I'm certainly no expert. I am not a lawyer or insurance agent either, but I do operate a LLC. I agree the LLC creates seperation between business and person/owner, but I think the tricky part is that the property you are operating on is the person's and therefore; can be liable. I would check with an attorney to be sure.

Also, I think by considering your home haunt a business you will now become subject to business permits, rules and regs.

Here in CT we pay a flat "existence tax" $300/yr for the LLC which is better than what PA has but not as nice as NV.


----------



## tonguesandwich (Oct 13, 2006)

You would be very surprised how many businesses in Nevada do not have business licenses, even in commercial zones. My old job, we didn't even ask or care. We did close one because the person set up a Mexican restaurant in his very small apartment.....D'OH! It was packed.
I guess I have gotten off topic.....yikes!
Nevada is a different world....


----------



## GraveStalker (Apr 19, 2006)

Man, are you lucky! In CT, they'll bust you for selling flowers on the side of the road without license/tax reg. 

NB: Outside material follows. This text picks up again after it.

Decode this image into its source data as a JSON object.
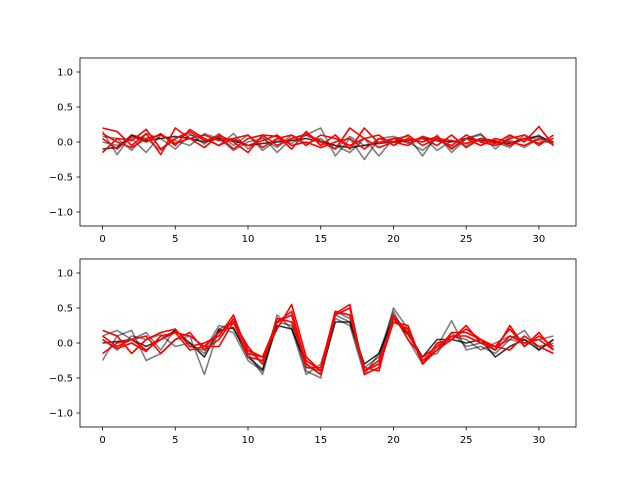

The thought of a Mexican joint operating in an apartment -cracks me up!!!:googly:


----------



## beelce (Jul 21, 2007)

I have a six acre haunt/party...we have about 200 friends and family show up for the one night blow out. I always worry myself sick about making things safe, but I don't worry about extra insurance. Just got to hope that my attendies will be careful and not come after me if something goes wrong. 

As far as an LLC goes I would think that it may ad a layer of protection, but it's not a superman cape.


----------